Grazing lands are vast ecological areas defined as any land used for grazing livestock, whether by domestic animals or wild herbivores. These landscapes are typically dominated by grasses, forbs, and shrubs, covering approximately 40 to 50 percent of the Earth’s terrestrial surface. They perform numerous ecosystem services that are fundamental to planetary health, extending far beyond simply supporting livestock.
Rangelands vs. Pasturelands
Grazing lands are classified into two categories: rangelands and pasturelands, differentiated primarily by vegetation and management intensity. Rangelands are expansive areas characterized by native, non-cultivated vegetation. They are managed extensively, often by controlling animal numbers or using prescribed fire to regulate plant growth. Rangelands are generally found in regions of marginal agricultural use, such as deserts, savannas, shrublands, and steppes, and typically support a lower stocking density of livestock.

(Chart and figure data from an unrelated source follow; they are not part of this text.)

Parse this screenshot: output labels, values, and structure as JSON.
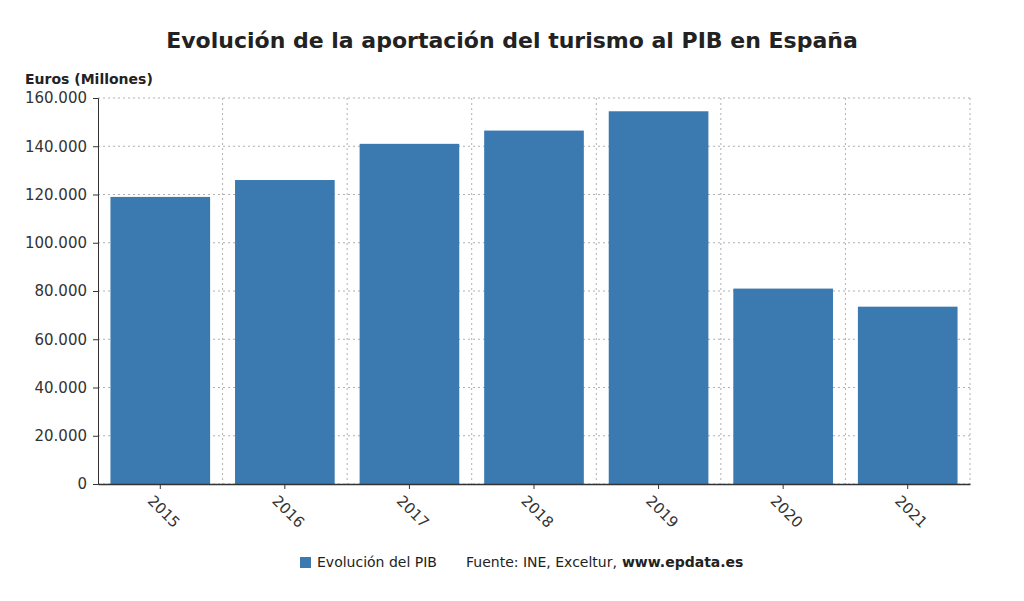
{
  "chart_data": {
    "type": "bar",
    "title": "Evolución de la aportación del turismo al PIB en España",
    "y_label": "Euros (Millones)",
    "categories": [
      "2015",
      "2016",
      "2017",
      "2018",
      "2019",
      "2020",
      "2021"
    ],
    "series": [
      {
        "name": "Evolución del PIB",
        "color": "#3a7ab1",
        "values": [
          119000,
          126000,
          141000,
          146500,
          154500,
          81000,
          73500
        ]
      }
    ],
    "ylim": [
      0,
      160000
    ],
    "yticks": [
      0,
      {
        "value": 20000,
        "label": "20.000"
      },
      {
        "value": 40000,
        "label": "40.000"
      },
      {
        "value": 60000,
        "label": "60.000"
      },
      {
        "value": 80000,
        "label": "80.000"
      },
      {
        "value": 100000,
        "label": "100.000"
      },
      {
        "value": 120000,
        "label": "120.000"
      },
      {
        "value": 140000,
        "label": "140.000"
      },
      {
        "value": 160000,
        "label": "160.000"
      }
    ],
    "grid": true,
    "legend": "bottom",
    "annotations": [
      "Fuente: INE, Exceltur,",
      "www.epdata.es"
    ]
  }
}
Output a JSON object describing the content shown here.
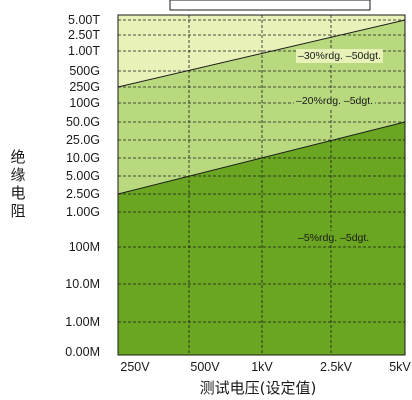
{
  "chart_data": {
    "type": "area",
    "title": "",
    "xlabel": "测试电压(设定值)",
    "ylabel": "绝缘电阻",
    "x": [
      "250V",
      "500V",
      "1kV",
      "2.5kV",
      "5kV"
    ],
    "y_ticks": [
      "5.00T",
      "2.50T",
      "1.00T",
      "500G",
      "250G",
      "100G",
      "50.0G",
      "25.0G",
      "10.0G",
      "5.00G",
      "2.50G",
      "1.00G",
      "100M",
      "10.0M",
      "1.00M",
      "0.00M"
    ],
    "grid": true,
    "legend": "none",
    "series": [
      {
        "name": "–5%rdg. –5dgt.",
        "color": "#6aa621",
        "upper_boundary": [
          {
            "x": "250V",
            "y": "2.50G"
          },
          {
            "x": "5kV",
            "y": "50.0G"
          }
        ]
      },
      {
        "name": "–20%rdg. –5dgt.",
        "color": "#b9d97e",
        "upper_boundary": [
          {
            "x": "250V",
            "y": "250G"
          },
          {
            "x": "5kV",
            "y": "5.00T"
          }
        ]
      },
      {
        "name": "–30%rdg. –50dgt.",
        "color": "#e8f1b8",
        "upper_boundary": [
          {
            "x": "250V",
            "y": "5.00T"
          },
          {
            "x": "5kV",
            "y": "5.00T"
          }
        ]
      }
    ]
  }
}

Pasturelands, conversely, are lands intentionally seeded, often with introduced forage species like specialized grasses or legumes. These systems are intensively managed using agronomic practices, including seeding, irrigation, and the application of fertilizers to enhance productivity. Due to this intensive management, pasturelands support a much higher stocking density than rangelands. The distinction is based on the degree of human intervention used to produce forage.
Ecological Importance
Grazing lands provide a significant service in the global carbon cycle, acting as substantial carbon sinks by storing atmospheric carbon dioxide below ground in the soil. Unlike forests, where most carbon is stored in visible biomass, up to 90 percent of the carbon in grazing land ecosystems resides in the soil as organic matter. Globally, these systems contain between 10 and 30 percent of the world’s soil carbon reserves, making even slight changes in management consequential to atmospheric carbon levels. This deep storage is relatively stable and represents a long-term mechanism for climate change mitigation.
Soil health is directly supported by the dense, deep root systems characteristic of healthy grassland vegetation. These roots physically bind soil particles, which is highly effective at preventing wind and water erosion, especially compared to tilled cropland. Robust root networks increase soil organic matter, enhancing the soil’s capacity to absorb and hold water. This increased infiltration recharges groundwater and helps to mitigate flood hazards in the surrounding landscape.
Grazing lands are centers of biodiversity, providing habitat for a wide array of plant and animal species, including grassland-specific birds and insects. Moderate grazing often maintains and increases plant diversity by preventing dominant species from taking over. The disturbance from grazing and trampling stimulates plant growth and nutrient cycling, mimicking natural processes that co-evolved with large wild herbivores. Maintaining these intact habitats is a strategy for protecting regional and global species diversity.
Stewardship and Sustainability
Effective stewardship focuses on management practices that prevent land degradation and ensure long-term health and productivity. A central practice is rotational grazing, an adaptive method involving strategically moving livestock through several smaller fenced areas, known as paddocks. This allows previously grazed areas a period of rest and regrowth. This movement mimics the natural migratory patterns of wild herds, giving forage plants sufficient time to recover biomass and rebuild root reserves. Rotational grazing is a significant tool in regenerative agriculture because it improves soil structure, enhances water infiltration, and promotes carbon sequestration.
Monitoring stocking rates is a complementary practice, referring to the number of animals grazing on a specific area over time. Setting an appropriate stocking rate is a significant decision for land health, as excessive stocking leads to overgrazing, depleting plant cover and causing soil compaction. Land managers measure forage availability and adjust animal numbers to ensure the harvest does not exceed the land’s capacity to regenerate. When grazing is properly managed, it improves ecosystem services; when mismanaged, it accelerates erosion and decreases productivity.
Restoration efforts are a necessary component of sustainable management, particularly on lands degraded by past overgrazing or poor land uses. These efforts involve reseeding with native species, controlling invasive plants, and implementing techniques to break up compacted soil. The goal is to reverse degradation and restore the ecological function of the land. This ensures grazing systems remain productive while continuing to provide essential services like clean water and carbon storage.